I guess I would be a liar if I said that assumption didn't offend me a bit. Yes, I bring the 6 year old over to the computer and read off to her what I write on here, everytime. Actually I come on here to vent and to get people's opinions on things because I don't say anything negative to this kid. I'm a human with flaws, but i'm not a beast. I don't sink to the BM's level of filling a child's head with lies and try to turn her against the people in her life.
And it's not "just" me, I never said it was "just" me. Dh was just as bewildered as me as to why BM would choose not to give her her last name, as she as her primary.

WHERESMYWART's picture

Where I live, my DH had to sign papers saying he was the father before placing him on the birth certificate and giving DD his last name. This was before we were married. I still have my DD's hospital items with my then last name on them. I think if I knew for sure, such as DNA, or was with no one else, I would want my child to have their father's last name so they could have that connection with their father. I feel that most mothers and children will have a strong connection a lot of times due to carrying said child. She may have had ill will when doing such but who knows. I don't know this person. I believe BM here kept having babies, even though she was supposed to be on BC so she could trap DH even more.
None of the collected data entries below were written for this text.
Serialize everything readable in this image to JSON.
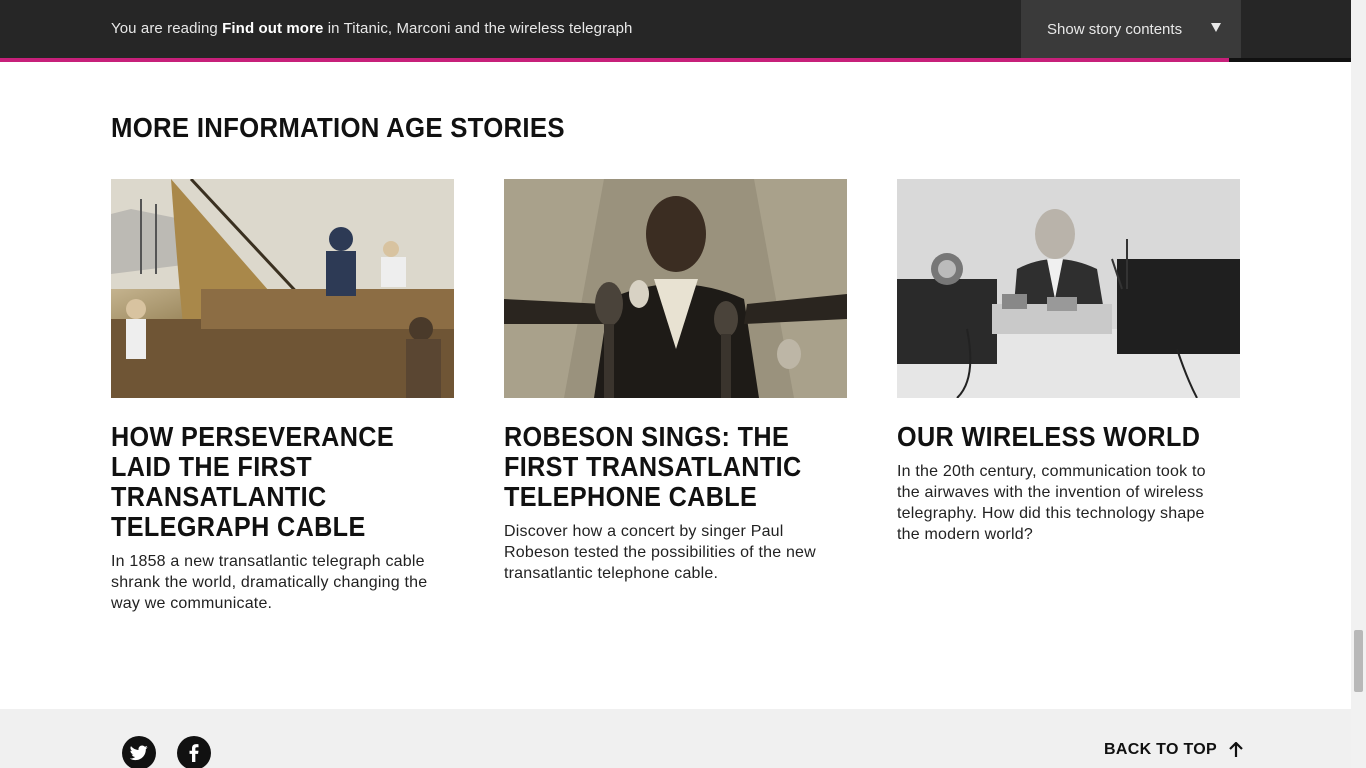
{
  "topbar": {
    "reading_prefix": "You are reading",
    "reading_bold": "Find out more",
    "reading_suffix": "in Titanic, Marconi and the wireless telegraph",
    "story_button_label": "Show story contents",
    "progress_fraction": 0.91,
    "progress_color": "#c7207a"
  },
  "section": {
    "title": "MORE INFORMATION AGE STORIES"
  },
  "cards": [
    {
      "headline": "HOW PERSEVERANCE LAID THE FIRST TRANSATLANTIC TELEGRAPH CABLE",
      "description": "In 1858 a new transatlantic telegraph cable shrank the world, dramatically changing the way we communicate."
    },
    {
      "headline": "ROBESON SINGS: THE FIRST TRANSATLANTIC TELEPHONE CABLE",
      "description": "Discover how a concert by singer Paul Robeson tested the possibilities of the new transatlantic telephone cable."
    },
    {
      "headline": "OUR WIRELESS WORLD",
      "description": "In the 20th century, communication took to the airwaves with the invention of wireless telegraphy. How did this technology shape the modern world?"
    }
  ],
  "footer": {
    "social_icons": [
      "twitter-icon",
      "facebook-icon"
    ],
    "back_to_top_label": "BACK TO TOP"
  }
}
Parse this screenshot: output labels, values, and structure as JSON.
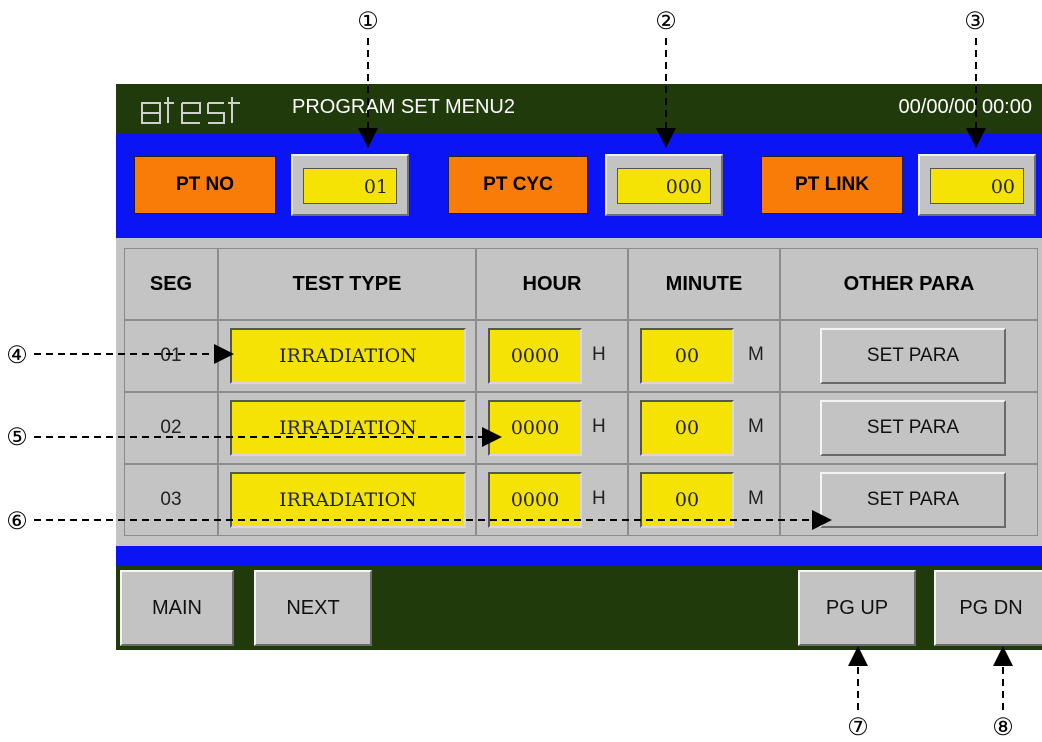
{
  "callouts": [
    "①",
    "②",
    "③",
    "④",
    "⑤",
    "⑥",
    "⑦",
    "⑧"
  ],
  "header": {
    "logo_text": "atest",
    "title": "PROGRAM SET MENU2",
    "datetime": "00/00/00 00:00"
  },
  "params": {
    "pt_no_label": "PT NO",
    "pt_no_value": "01",
    "pt_cyc_label": "PT CYC",
    "pt_cyc_value": "000",
    "pt_link_label": "PT LINK",
    "pt_link_value": "00"
  },
  "table": {
    "headers": [
      "SEG",
      "TEST TYPE",
      "HOUR",
      "MINUTE",
      "OTHER PARA"
    ],
    "rows": [
      {
        "seg": "01",
        "test_type": "IRRADIATION",
        "hour": "0000",
        "hour_unit": "H",
        "minute": "00",
        "minute_unit": "M",
        "button": "SET PARA"
      },
      {
        "seg": "02",
        "test_type": "IRRADIATION",
        "hour": "0000",
        "hour_unit": "H",
        "minute": "00",
        "minute_unit": "M",
        "button": "SET PARA"
      },
      {
        "seg": "03",
        "test_type": "IRRADIATION",
        "hour": "0000",
        "hour_unit": "H",
        "minute": "00",
        "minute_unit": "M",
        "button": "SET PARA"
      }
    ]
  },
  "nav": {
    "main": "MAIN",
    "next": "NEXT",
    "pg_up": "PG UP",
    "pg_dn": "PG DN"
  },
  "colors": {
    "title_bar": "#213a0b",
    "band_blue": "#0a14f4",
    "label_orange": "#f97c08",
    "value_yellow": "#f4e304",
    "panel_gray": "#c4c4c4"
  }
}
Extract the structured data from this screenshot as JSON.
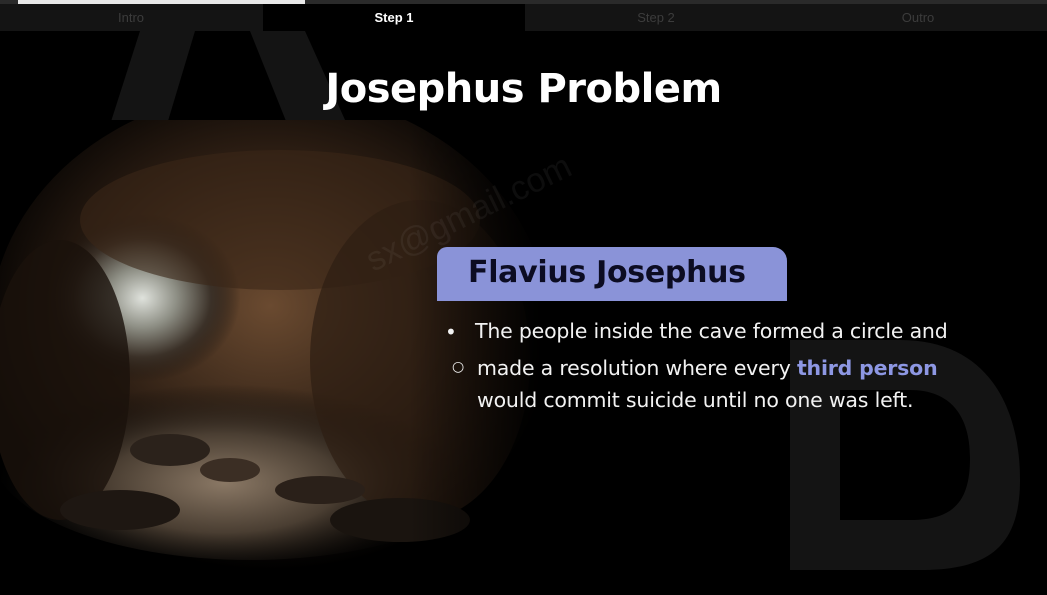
{
  "tabs": [
    {
      "label": "Intro",
      "active": false
    },
    {
      "label": "Step 1",
      "active": true
    },
    {
      "label": "Step 2",
      "active": false
    },
    {
      "label": "Outro",
      "active": false
    }
  ],
  "slide": {
    "title": "Josephus Problem",
    "section_label": "Flavius Josephus",
    "bullet_1": "The people inside the cave formed a circle and",
    "bullet_2_part1": "made a resolution where every ",
    "bullet_2_highlight": "third person",
    "bullet_2_part2": "would commit suicide until no one was left.",
    "watermark": "sx@gmail.com"
  },
  "colors": {
    "accent": "#8a93d8",
    "highlight": "#8d97e3",
    "background": "#000000"
  }
}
My mom found out she was pregnant when she was 23 to my sister by her boyfriend. It was not until after that she found out the father was married. My mom went through pregnancy, and an emergency C-Section without any help, while her father was initiated into a Biker club. Where was DNA back then when my mom struggled so hard trying to raise two girls by herself? My sister's BF never acknowledged her until she was 11 years old. Then all the sudden he wanted something to do with her once in awhile, maybe 3-4 times her whole life.

SteppingUp's picture

I think this is a very common circumstance and totally depends on how the person has been raised and the norm in that person's life. For example, my friend dated a guy for 2 months, and they broke up around the time she discovered she was pregnant. She never thought twice about having her daughter have his last name, although I questioned it and thought that if I were in that situation, I would have it be my last name since I woudl be the custodial parent and we were not together whatsoever.

For another example of a different story: my fiance and BM were on the verge of break-up when she found out she was pregnant. They stayed togehter, talked about marriage, etc. They were trying to make it work. When their son was born, it was a huge fight because DF thought he should have his last name, and BM said no. She said that if they got married that they could change the name. This just spells out for me that she was totally not thinking their relationship would last very long (which it only lasted a few months longer).

I think it just depends on the people involved and their opinions on how to deal with it, and there's not really a right or wrong way to do it, whether you're "together" or not.